Thursday, Britons voted with their hearts and gut instinct. Our greatest ally is democratic America, not unelected bureaucrats in Belgium. We know the value of true allegiances – those who come to help us, those we help, states we stand shoulder to shoulder with to fight tyranny.

For years, I was a front line operative with MI6, Britain’s equivalent to the CIA. I operated overseas in hostile locations with no safety net.

If I’d been caught, I would have most likely been imprisoned for life or executed. The litmus test of being in the field was who could I trust if all else failed? Who would come to my help to stop me being killed?

If I was holed up and surrounded in Moscow or Tehran, I can hand on heart say I would have been more relieved if U.S., British, French, or German operatives were coming to my rescue.To hear that a European Intelligence Service was wading through red tape and conflicting interests to see whether I should be rescued would have sent shivers down my spine and have me reaching for my handgun.

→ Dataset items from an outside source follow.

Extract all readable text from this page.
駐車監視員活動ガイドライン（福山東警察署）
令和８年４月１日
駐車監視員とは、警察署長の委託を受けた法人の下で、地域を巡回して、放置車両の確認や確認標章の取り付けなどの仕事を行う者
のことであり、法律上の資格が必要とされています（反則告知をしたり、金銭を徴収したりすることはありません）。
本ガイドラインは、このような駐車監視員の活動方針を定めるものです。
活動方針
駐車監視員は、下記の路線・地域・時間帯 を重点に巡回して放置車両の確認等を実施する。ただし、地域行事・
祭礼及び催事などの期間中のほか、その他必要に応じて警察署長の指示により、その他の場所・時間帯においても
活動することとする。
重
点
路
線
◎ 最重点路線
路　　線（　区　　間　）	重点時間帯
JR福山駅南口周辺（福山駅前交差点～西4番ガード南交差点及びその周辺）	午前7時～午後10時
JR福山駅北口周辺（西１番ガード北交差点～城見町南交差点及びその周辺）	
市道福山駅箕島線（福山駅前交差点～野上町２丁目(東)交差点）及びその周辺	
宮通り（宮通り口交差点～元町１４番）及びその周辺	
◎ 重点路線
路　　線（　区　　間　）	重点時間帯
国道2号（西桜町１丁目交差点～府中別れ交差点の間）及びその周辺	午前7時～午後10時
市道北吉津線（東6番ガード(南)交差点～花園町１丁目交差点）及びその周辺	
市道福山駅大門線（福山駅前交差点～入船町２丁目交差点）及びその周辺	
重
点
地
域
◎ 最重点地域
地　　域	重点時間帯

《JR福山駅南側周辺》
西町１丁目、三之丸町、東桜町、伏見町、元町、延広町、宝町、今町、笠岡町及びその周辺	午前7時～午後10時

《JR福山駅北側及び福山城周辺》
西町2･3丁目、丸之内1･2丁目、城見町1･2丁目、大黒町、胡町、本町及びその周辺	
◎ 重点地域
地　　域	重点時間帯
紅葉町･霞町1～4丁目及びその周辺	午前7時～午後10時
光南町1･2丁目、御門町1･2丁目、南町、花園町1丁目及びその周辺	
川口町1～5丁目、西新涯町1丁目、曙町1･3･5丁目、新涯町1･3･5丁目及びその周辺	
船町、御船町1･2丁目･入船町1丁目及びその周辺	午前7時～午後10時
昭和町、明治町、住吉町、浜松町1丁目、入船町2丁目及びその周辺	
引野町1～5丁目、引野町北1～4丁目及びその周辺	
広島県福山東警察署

My enemy is your enemy. At no point during my service as a special operative did I see any evidence that the European Union was helping the war against major threats such as terrorism. Like-minded and self-interested units collaborate. A terrorist who is planning to attack the UK might attack the United States if his plan is thwarted. Therefore the UK works hand in glove with the US and other nations. Though intelligence and security services have a wary relationship with each other, they come together when confronting pure evil. We don’t need an ideological European super-state to tie us into that principal.

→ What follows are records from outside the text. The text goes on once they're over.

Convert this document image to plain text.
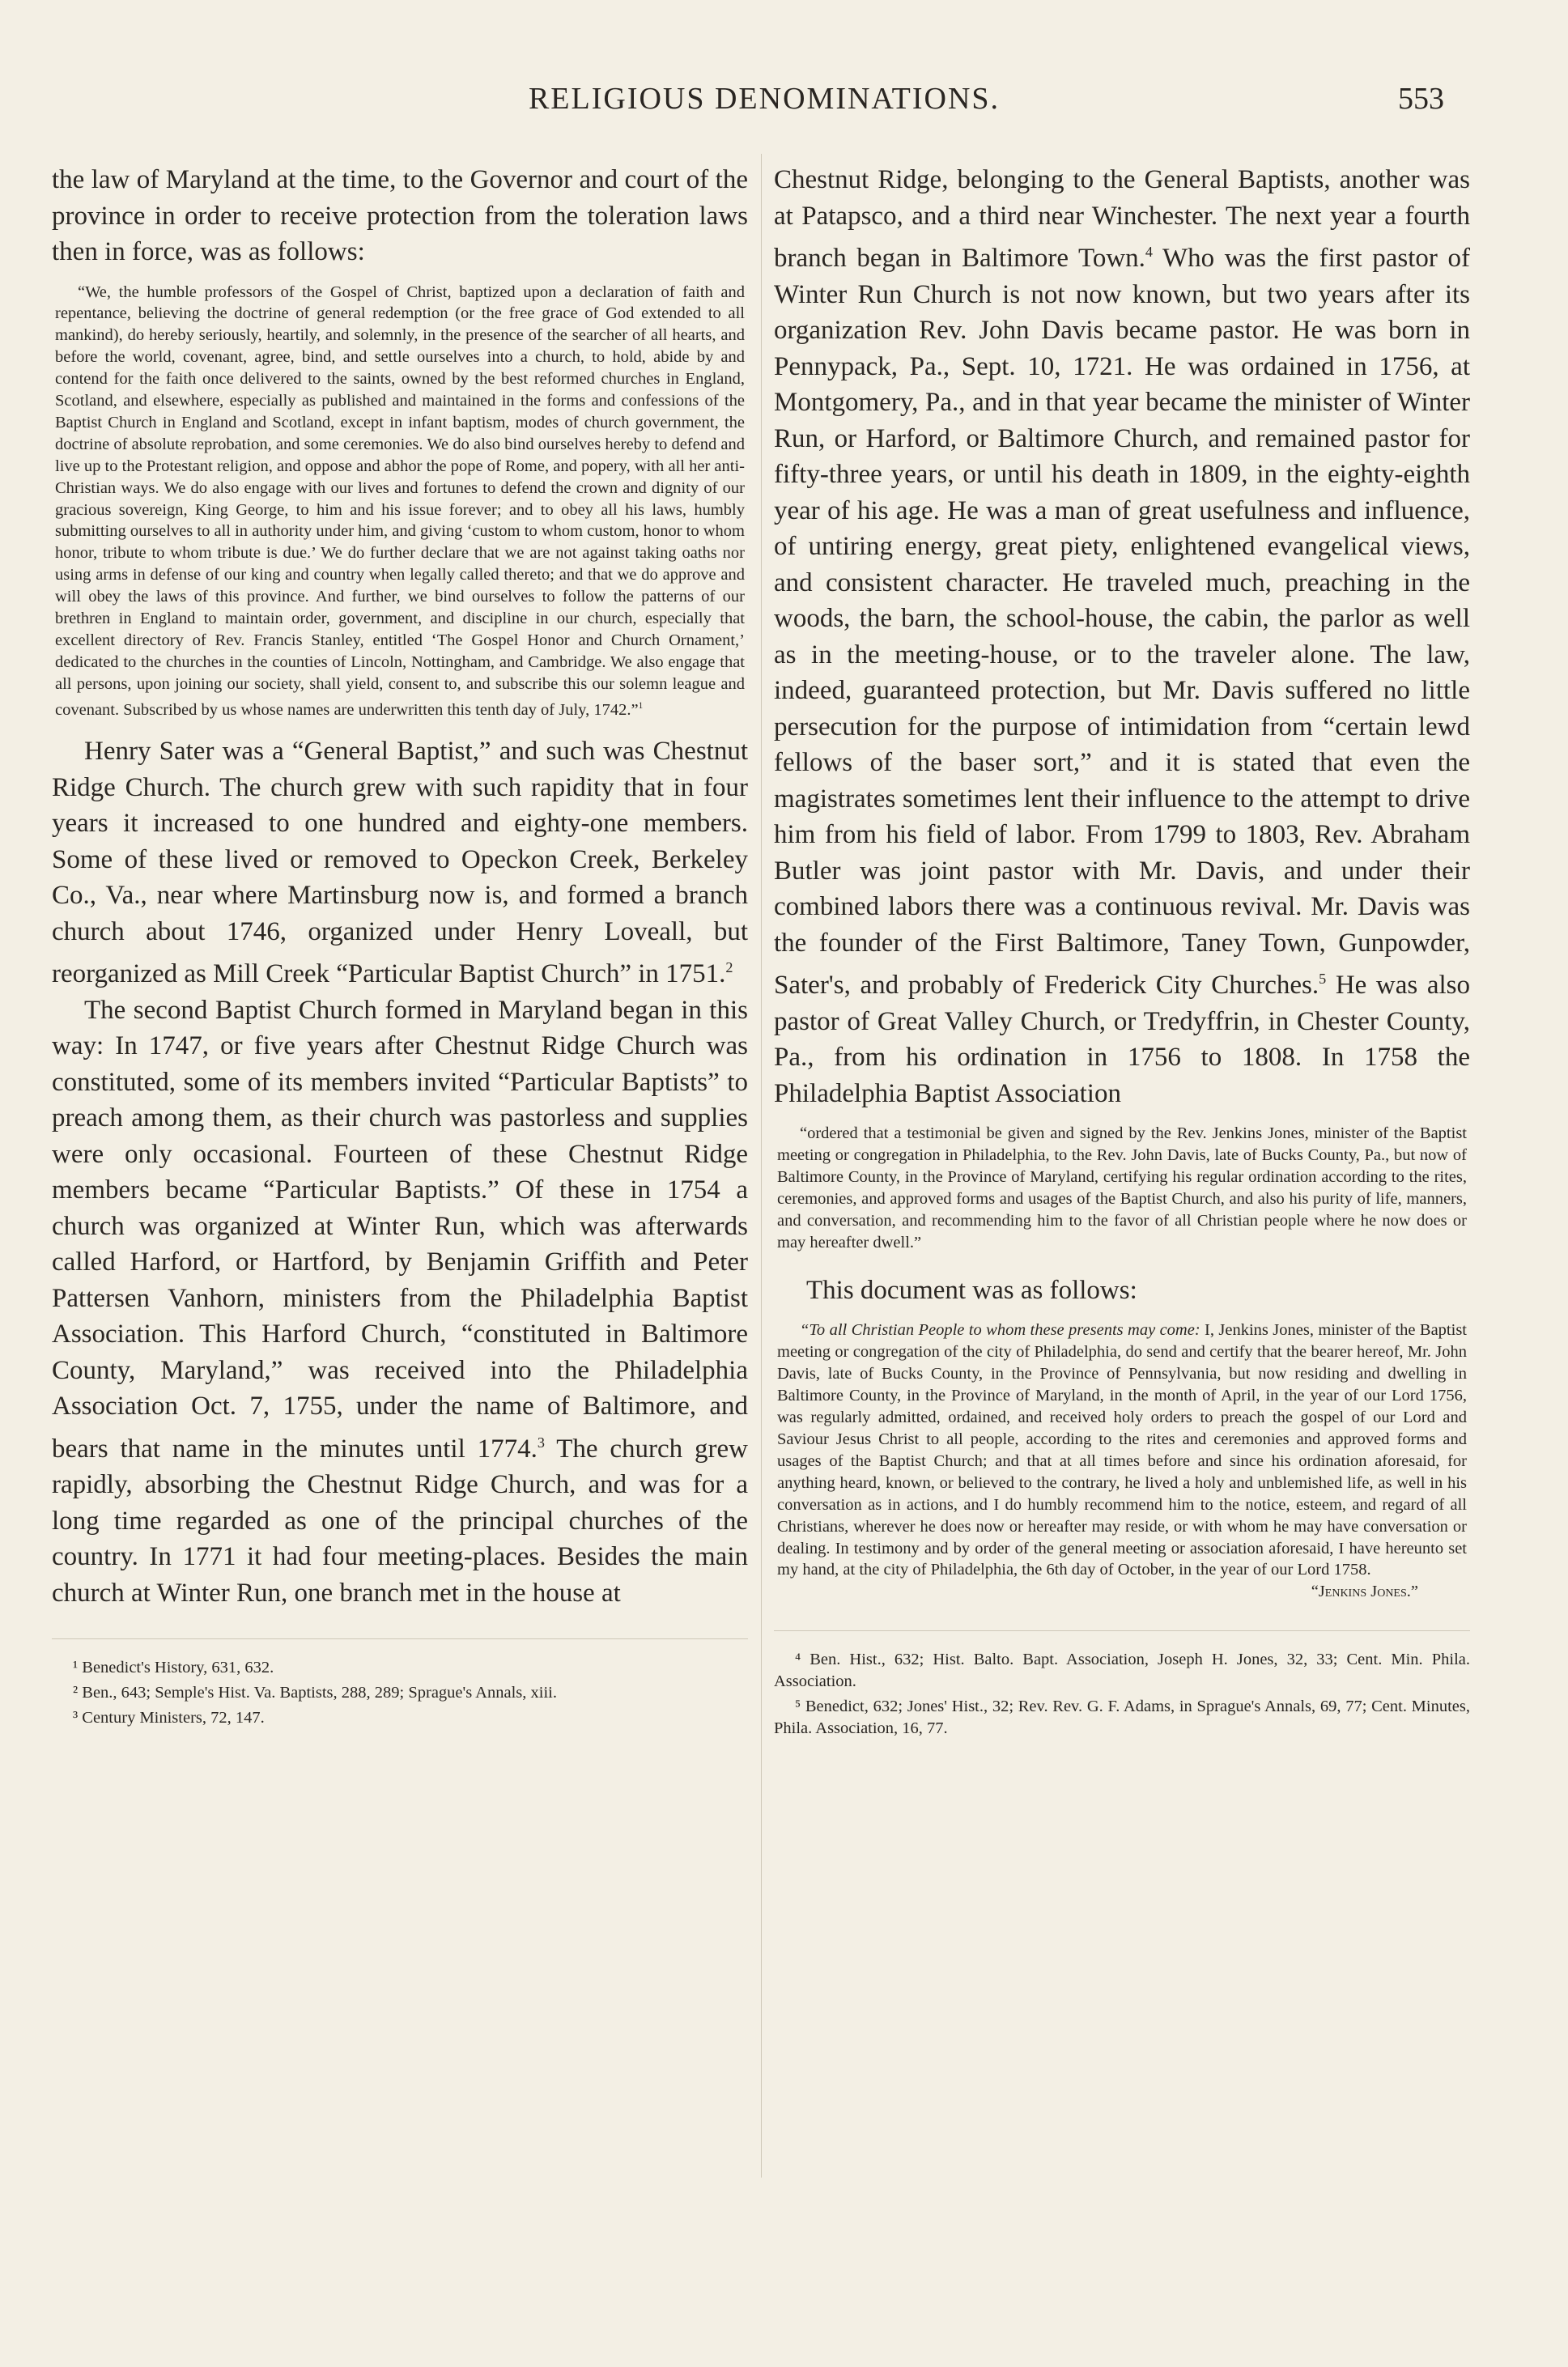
RELIGIOUS DENOMINATIONS.	553

the law of Maryland at the time, to the Governor and court of the province in order to receive protection from the toleration laws then in force, was as follows:

“We, the humble professors of the Gospel of Christ, baptized upon a declaration of faith and repentance, believing the doctrine of general redemption (or the free grace of God extended to all mankind), do hereby seriously, heartily, and solemnly, in the presence of the searcher of all hearts, and before the world, covenant, agree, bind, and settle ourselves into a church, to hold, abide by and contend for the faith once delivered to the saints, owned by the best reformed churches in England, Scotland, and elsewhere, especially as published and maintained in the forms and confessions of the Baptist Church in England and Scotland, except in infant baptism, modes of church government, the doctrine of absolute reprobation, and some ceremonies. We do also bind ourselves hereby to defend and live up to the Protestant religion, and oppose and abhor the pope of Rome, and popery, with all her anti-Christian ways. We do also engage with our lives and fortunes to defend the crown and dignity of our gracious sovereign, King George, to him and his issue forever; and to obey all his laws, humbly submitting ourselves to all in authority under him, and giving ‘custom to whom custom, honor to whom honor, tribute to whom tribute is due.’ We do further declare that we are not against taking oaths nor using arms in defense of our king and country when legally called thereto; and that we do approve and will obey the laws of this province. And further, we bind ourselves to follow the patterns of our brethren in England to maintain order, government, and discipline in our church, especially that excellent directory of Rev. Francis Stanley, entitled ‘The Gospel Honor and Church Ornament,’ dedicated to the churches in the counties of Lincoln, Nottingham, and Cambridge. We also engage that all persons, upon joining our society, shall yield, consent to, and subscribe this our solemn league and covenant. Subscribed by us whose names are underwritten this tenth day of July, 1742.”$^1$

Henry Sater was a “General Baptist,” and such was Chestnut Ridge Church. The church grew with such rapidity that in four years it increased to one hundred and eighty-one members. Some of these lived or removed to Opeckon Creek, Berkeley Co., Va., near where Martinsburg now is, and formed a branch church about 1746, organized under Henry Loveall, but reorganized as Mill Creek “Particular Baptist Church” in 1751.$^2$

The second Baptist Church formed in Maryland began in this way: In 1747, or five years after Chestnut Ridge Church was constituted, some of its members invited “Particular Baptists” to preach among them, as their church was pastorless and supplies were only occasional. Fourteen of these Chestnut Ridge members became “Particular Baptists.” Of these in 1754 a church was organized at Winter Run, which was afterwards called Harford, or Hartford, by Benjamin Griffith and Peter Pattersen Vanhorn, ministers from the Philadelphia Baptist Association. This Harford Church, “constituted in Baltimore County, Maryland,” was received into the Philadelphia Association Oct. 7, 1755, under the name of Baltimore, and bears that name in the minutes until 1774.$^3$ The church grew rapidly, absorbing the Chestnut Ridge Church, and was for a long time regarded as one of the principal churches of the country. In 1771 it had four meeting-places. Besides the main church at Winter Run, one branch met in the house at

¹ Benedict's History, 631, 632.

² Ben., 643; Semple's Hist. Va. Baptists, 288, 289; Sprague's Annals, xiii.

³ Century Ministers, 72, 147.

Chestnut Ridge, belonging to the General Baptists, another was at Patapsco, and a third near Winchester. The next year a fourth branch began in Baltimore Town.$^4$ Who was the first pastor of Winter Run Church is not now known, but two years after its organization Rev. John Davis became pastor. He was born in Pennypack, Pa., Sept. 10, 1721. He was ordained in 1756, at Montgomery, Pa., and in that year became the minister of Winter Run, or Harford, or Baltimore Church, and remained pastor for fifty-three years, or until his death in 1809, in the eighty-eighth year of his age. He was a man of great usefulness and influence, of untiring energy, great piety, enlightened evangelical views, and consistent character. He traveled much, preaching in the woods, the barn, the school-house, the cabin, the parlor as well as in the meeting-house, or to the traveler alone. The law, indeed, guaranteed protection, but Mr. Davis suffered no little persecution for the purpose of intimidation from “certain lewd fellows of the baser sort,” and it is stated that even the magistrates sometimes lent their influence to the attempt to drive him from his field of labor. From 1799 to 1803, Rev. Abraham Butler was joint pastor with Mr. Davis, and under their combined labors there was a continuous revival. Mr. Davis was the founder of the First Baltimore, Taney Town, Gunpowder, Sater's, and probably of Frederick City Churches.$^5$ He was also pastor of Great Valley Church, or Tredyffrin, in Chester County, Pa., from his ordination in 1756 to 1808. In 1758 the Philadelphia Baptist Association

“ordered that a testimonial be given and signed by the Rev. Jenkins Jones, minister of the Baptist meeting or congregation in Philadelphia, to the Rev. John Davis, late of Bucks County, Pa., but now of Baltimore County, in the Province of Maryland, certifying his regular ordination according to the rites, ceremonies, and approved forms and usages of the Baptist Church, and also his purity of life, manners, and conversation, and recommending him to the favor of all Christian people where he now does or may hereafter dwell.”

This document was as follows:

“To all Christian People to whom these presents may come: I, Jenkins Jones, minister of the Baptist meeting or congregation of the city of Philadelphia, do send and certify that the bearer hereof, Mr. John Davis, late of Bucks County, in the Province of Pennsylvania, but now residing and dwelling in Baltimore County, in the Province of Maryland, in the month of April, in the year of our Lord 1756, was regularly admitted, ordained, and received holy orders to preach the gospel of our Lord and Saviour Jesus Christ to all people, according to the rites and ceremonies and approved forms and usages of the Baptist Church; and that at all times before and since his ordination aforesaid, for anything heard, known, or believed to the contrary, he lived a holy and unblemished life, as well in his conversation as in actions, and I do humbly recommend him to the notice, esteem, and regard of all Christians, wherever he does now or hereafter may reside, or with whom he may have conversation or dealing. In testimony and by order of the general meeting or association aforesaid, I have hereunto set my hand, at the city of Philadelphia, the 6th day of October, in the year of our Lord 1758.

“Jenkins Jones.”

⁴ Ben. Hist., 632; Hist. Balto. Bapt. Association, Joseph H. Jones, 32, 33; Cent. Min. Phila. Association.

⁵ Benedict, 632; Jones' Hist., 32; Rev. Rev. G. F. Adams, in Sprague's Annals, 69, 77; Cent. Minutes, Phila. Association, 16, 77.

Police services operate the same way. If a murder is committed in Manhattan and the murderer flees to London, NYPD wouldn’t hesitate to pick up the phone to the UK’s Scotland Yard detectives. And the Yard would pull out the stops to help.

The European Union will ultimately break up. France and the Netherlands are now clamouring for a referendum in light of Thursday’s result. They want self-governance, democracy, and control over their borders. They are scared that their defense is vulnerable within the EU.

We live in very dangerous times.

ISIS and other anarchists are attempting to wreak havoc. They have a bucket list of targets, but are clever. They will attack weaker and less obvious targets if necessary.

Russia is a major threat. Putin feels he must be aggressive to appear the strong man in a vast and disparate country that for the most part has low standards of living and is hanging together by a cat’s whisker.

The Middle East is as ever the heartland of most of the world’s terrorist problems. Many there blame the West and Israel for their problems, unwilling to naval gaze and wonder why they are fighting each other.

To combat these and other threats, we need strong and independent states in the West and elsewhere which know right from wrong and crucially are able to act.

With Great Britain out of the European Union, America once again has its closest ally back in the game.